毎週完璧に実現できているわけではありません。でも「できるだけ早く帰ろうとしている」という姿勢が、管理職としての時間の使い方を少しずつ変えてくれている気がしています。「いつでも対応します」というスタンスから「今日中に終わらせる量に整える」というスタンスへの、ゆっくりとした移行です。
「夫婦の時間」は、子どもたちへの最高の贈り物
子どもたちは親の空気を驚くほど敏感に感じ取ります。前夜に2人でゆっくり話せた翌朝は、双子のご機嫌も良く、保育園へ送り出すときの空気が少し違う——そんな気がしています。
「子どものために」と自分たちを犠牲にし続けるより、「自分たちが機嫌よく過ごすことで、子どもが安心できる家庭を作る」という考え方の方が、私たちには合っています。金曜夜の1時間を守ることは、私たちにとっての「家族への投資」です。

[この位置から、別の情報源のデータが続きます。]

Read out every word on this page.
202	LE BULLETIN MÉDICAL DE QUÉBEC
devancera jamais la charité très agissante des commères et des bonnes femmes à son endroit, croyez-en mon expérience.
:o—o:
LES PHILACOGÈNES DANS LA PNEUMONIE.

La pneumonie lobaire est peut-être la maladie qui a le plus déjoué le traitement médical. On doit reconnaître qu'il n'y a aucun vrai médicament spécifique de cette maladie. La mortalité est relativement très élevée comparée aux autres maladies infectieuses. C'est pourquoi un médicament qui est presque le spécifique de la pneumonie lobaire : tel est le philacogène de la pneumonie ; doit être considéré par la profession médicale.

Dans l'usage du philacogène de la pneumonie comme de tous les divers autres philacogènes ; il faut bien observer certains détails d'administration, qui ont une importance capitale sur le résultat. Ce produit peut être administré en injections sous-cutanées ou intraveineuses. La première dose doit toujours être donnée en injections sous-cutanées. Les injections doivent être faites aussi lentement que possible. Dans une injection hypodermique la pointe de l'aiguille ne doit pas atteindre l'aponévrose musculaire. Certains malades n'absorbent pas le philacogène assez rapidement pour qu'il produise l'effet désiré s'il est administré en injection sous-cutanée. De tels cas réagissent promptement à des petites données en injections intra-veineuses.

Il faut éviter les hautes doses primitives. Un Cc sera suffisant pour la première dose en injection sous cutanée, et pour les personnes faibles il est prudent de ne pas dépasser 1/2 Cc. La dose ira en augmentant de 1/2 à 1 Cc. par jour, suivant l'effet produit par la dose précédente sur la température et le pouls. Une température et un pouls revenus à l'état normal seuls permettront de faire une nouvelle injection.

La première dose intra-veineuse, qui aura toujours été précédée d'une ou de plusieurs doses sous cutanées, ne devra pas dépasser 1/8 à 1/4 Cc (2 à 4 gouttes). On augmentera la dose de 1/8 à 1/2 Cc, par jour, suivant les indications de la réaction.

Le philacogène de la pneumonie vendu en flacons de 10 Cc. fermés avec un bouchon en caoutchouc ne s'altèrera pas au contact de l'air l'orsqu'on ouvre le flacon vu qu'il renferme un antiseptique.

まだ完璧にはできていないけれど、続けようとしていること自体が、その証明だと思っています。
最後に:夜をちょっと楽にする「3つの仕組み」
金曜夜の1時間を守るためには、そもそも平日の夜全体を少しでも楽にすることが欠かせません。理想のルーティンを語る前に、わが家が実際に続けている仕組みを最後にご紹介します。
① 三種の神器(食洗機・ロボット掃除機・除湿器)のフル稼働
食器洗い・床掃除・食器洗い・床掃除はもちろん、洗濯物は除湿器で部屋干しすることで外干し・取り込みの手間もゼロに。これらを機械に任せることで、毎日トータル40〜50分近くを取り戻せています。
② 平日の調理時間を減らす「下ごしらえ」の仕組み
週末に食材をまとめてカット・冷凍しておくことで、平日の調理をできるだけ短縮しています。完全にゼロにはなりませんが、「何を作るか考える時間」が減るだけでも全然違います。
③ 「音声ジャーナリング」で思考の整理を時短化
スマホに向かって10分喋るだけの音声ジャーナリングを習慣にしています。AIがタスクや気づきを整理してくれるため、頭の中がクリアになり、夫婦で話すときに「今日何があったっけ」と思い出す時間が短くなりました。
| 投資先 | 具体的な手段 | 効果 |
|---|---|---|
| ①三種の神器 | 食洗機・ロボット掃除機・除湿器をフル稼働 | 毎日40〜50分削減 |
| ②調理の仕組み化 | 週末に食材をまとめカット・冷凍 | 平日の調理負担を大幅軽減 |
| ③音声ジャーナリング | スマホに10分喋る→AIがタスク整理 | 頭の中がクリアになる |
まとめ:「週に1度」から始める、夫婦時間のデザイン
毎日は難しい。でも週に1度、金曜の夜なら——そこから始めることにしました。子どもが寝た22時から1時間、ほうじ茶を淹れて2人でソファに座る。できない週があっても、また来週やればいい。
タイムマネジメントとは、「一番大切な時間を守るために、暮らしを少しずつデザインしていくこと」だと思っています。まずは「金曜の夜、何時に帰れそうか?」を夫婦で話してみてください。そこから始めるだけで、何かが変わるかもしれません。